В итоге приходится отказываться?


Щедровицкий. Ну, конечно. Потому что Вам не удается переломить мнение достаточно большого числа людей, которые считают, что это невозможно. Или наоборот – удается. Теперь во внешней позиции, безусловно, мы должны сказать: «Ну, конечно, многие вещи невозможны». Просто это разные взгляды на одно и то же. Для субъекта развития там, где Вы проведете границу невозможного, там и заканчивается Ваш развивающий потенциал. Вы сами себе тюремщики. Но из внешней позиции, безусловно, Вы потом скажете, может быть, постфактум, что это было невозможно или это невозможно.

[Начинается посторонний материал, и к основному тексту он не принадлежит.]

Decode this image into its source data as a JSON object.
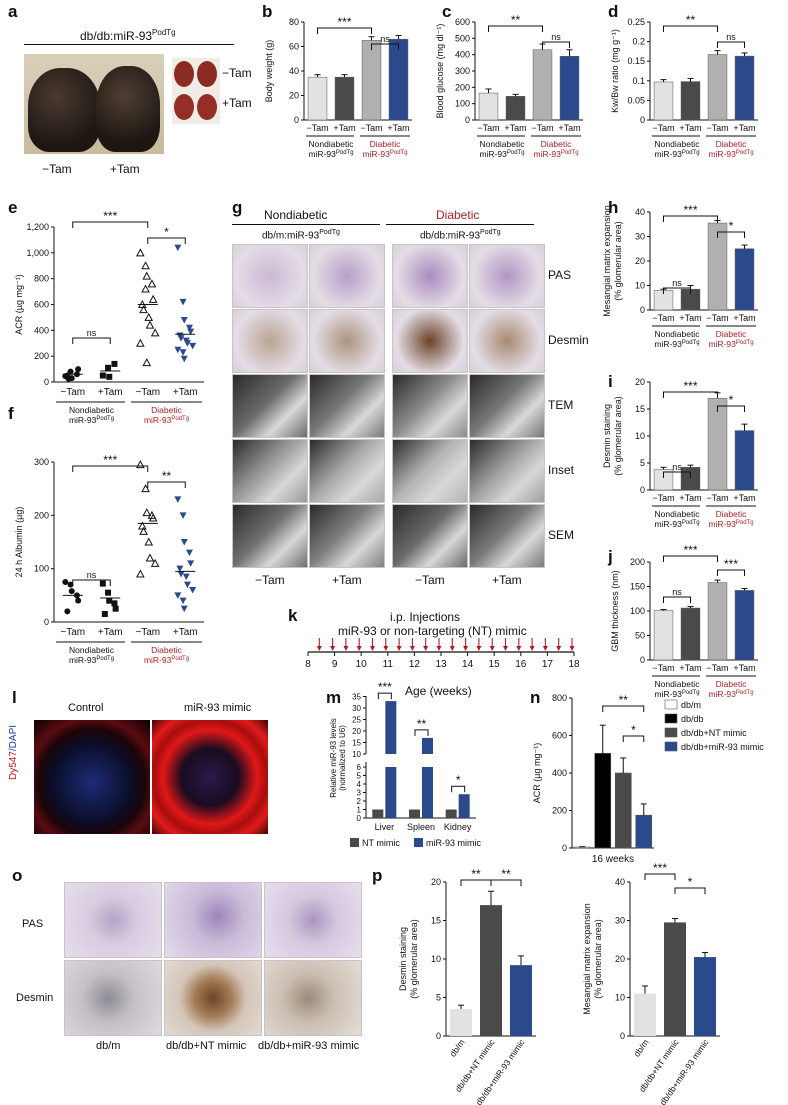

Вопрос. Я, по-видимому, не совсем правильно Вас понял вчера, по крайней мере, настрой сказанного Вами вчера. Вы говорили о том, что человек, вообще говоря, живет в будущем. Вы в основном делали акцент на будущее. Это и понятно, потому что с будущим связывается понятие, категория развития, хотя я бы мог сказать, что часть людей живет в прошлом. То есть, вообще говоря, получается так, что человек либо сконцентрирован на будущем, либо на прошлом и не живет настоящим. С некоторых позиций это можно рассматривать как объяснение того факта, что человек, вообще говоря, постоянно живет в мире иллюзий, то есть жизнь проскакивает мимо него каждый раз по той простой причине, что он не сконцентрирован на текущем моменте. То есть он не живет здесь и сейчас, он живет либо в будущем, либо в прошлом. Но я подумал, что один из аспектов, так сказать, возвышения человека связан с тем, чтобы его перевести в режим реального времени, в режим настоящего, сделать так, чтобы он мог увидеть это настоящее, смотреть на это настоящее…

Есть такой американский мыслитель Кен Уилбер. Он пишет претенциозные, амбициозные вещи, но там у него есть очень эстетически красивая фраза: «Именно потому, что человек живет в будущем, а не в настоящем, мимо него постоянно проскакивает улыбающееся лицо Бога». То есть он не в состоянии увидеть реальность во всем ее величии именно из-за этого эффекта. Сейчас же, когда я слушаю Вас, то Вы как будто это конституируете, – тот факт, что человек и должен жить в будущем. Понимаете, это два концептуально разных подхода. Я хотел бы этот момент как бы для себя уточнить. Правильно ли жить в будущем?